Zelf heb ik vrijwel constant in de stoel naast haar bed gezeten. Roos is rond middernacht naar huis gegaan. Toen ze aanbood om Anne thuis af te zetten, heb ik dat maar geweigerd. Er zijn té veel akelige dingen gebeurd, om Anne nu alleen te laten.
Bovendien heeft Anne in het lege tweede bed op deze kamer mogen slapen. Ook zij ligt nog diep te dromen. Het is raar, maar ergens voelt het in het ziekenhuis op dit moment veiliger dan thuis.

Zodra de klok aangeeft dat het negen uur ’s ochtends is, verlaat ik de kamer even. Mijn behoefte aan koffie heb ik in het ziekenhuis wel kunnen stillen, maar een sigaret heb ik al een hele tijd niet meer gehad. Daarnaast heb ik het perfecte excuus.

Als ik eenmaal buiten sta, steek ik snel een sigaret aan. Na de enorme opluchting van de eerste teug, zet ik mijn mobiele telefoon weer aan. Zodra alles geladen is, kies ik het nummer van Merel.

Een slaperige stem neemt het gesprek aan. “Wat nu weer?”, klinkt het heel vriendelijk aan de andere kant van de verbinding. Ik kan het niet helpen om te glimlachen. Merel is ook net een vent, soms.

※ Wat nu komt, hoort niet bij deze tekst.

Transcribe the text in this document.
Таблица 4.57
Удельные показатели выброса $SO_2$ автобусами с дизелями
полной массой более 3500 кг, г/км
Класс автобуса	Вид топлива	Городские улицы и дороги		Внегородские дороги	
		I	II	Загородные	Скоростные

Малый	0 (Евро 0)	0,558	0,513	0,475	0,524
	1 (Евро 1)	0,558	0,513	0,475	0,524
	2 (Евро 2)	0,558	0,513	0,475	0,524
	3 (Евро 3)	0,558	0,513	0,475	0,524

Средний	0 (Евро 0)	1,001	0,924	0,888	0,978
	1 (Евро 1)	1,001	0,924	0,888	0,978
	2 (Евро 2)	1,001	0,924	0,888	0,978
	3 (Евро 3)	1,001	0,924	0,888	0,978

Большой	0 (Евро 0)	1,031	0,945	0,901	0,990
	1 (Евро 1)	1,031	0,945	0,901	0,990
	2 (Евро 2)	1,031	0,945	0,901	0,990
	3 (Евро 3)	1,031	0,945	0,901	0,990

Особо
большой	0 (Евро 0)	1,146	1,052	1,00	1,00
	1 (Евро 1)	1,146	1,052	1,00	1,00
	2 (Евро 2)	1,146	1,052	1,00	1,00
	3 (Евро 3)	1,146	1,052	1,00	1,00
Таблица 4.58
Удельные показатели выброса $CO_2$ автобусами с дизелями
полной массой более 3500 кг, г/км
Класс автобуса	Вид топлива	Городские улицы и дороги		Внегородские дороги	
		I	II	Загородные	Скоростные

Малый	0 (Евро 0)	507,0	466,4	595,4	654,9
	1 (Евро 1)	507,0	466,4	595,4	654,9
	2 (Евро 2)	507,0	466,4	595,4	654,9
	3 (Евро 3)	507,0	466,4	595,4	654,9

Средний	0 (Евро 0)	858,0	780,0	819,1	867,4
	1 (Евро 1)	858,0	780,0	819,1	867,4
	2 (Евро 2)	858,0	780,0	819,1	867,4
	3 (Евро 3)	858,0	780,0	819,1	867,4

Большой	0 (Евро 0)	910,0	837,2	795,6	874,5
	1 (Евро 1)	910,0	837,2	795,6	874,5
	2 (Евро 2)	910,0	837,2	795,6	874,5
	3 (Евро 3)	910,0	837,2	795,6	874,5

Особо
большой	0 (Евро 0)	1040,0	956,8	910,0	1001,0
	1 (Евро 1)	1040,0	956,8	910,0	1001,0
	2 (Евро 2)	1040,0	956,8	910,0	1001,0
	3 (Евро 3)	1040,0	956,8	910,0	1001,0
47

Snel leg ik Merel uit wat er gisteren allemaal is gebeurd. Ze wist tenslotte dat ik zou gaan proberen om Pierre te spreken te krijgen, dus ze zal ook wel nieuwsgierig zijn naar de afloop.
Ik vertel over het bezoek aan Pierre en het adres dat hij me gegeven heeft. Over hoe ik het huis van Tom heb gevonden, maar dat deze leegstond. Ook de buurvrouw komt ter sprake. Ze heeft zo’n hekel aan Tom.
Terwijl Merel steeds wakkerder en geïnteresseerder wordt, vervolg ik mijn relaas met de aanslag op het huis en hoe ik me in mijn auto heb verscholen.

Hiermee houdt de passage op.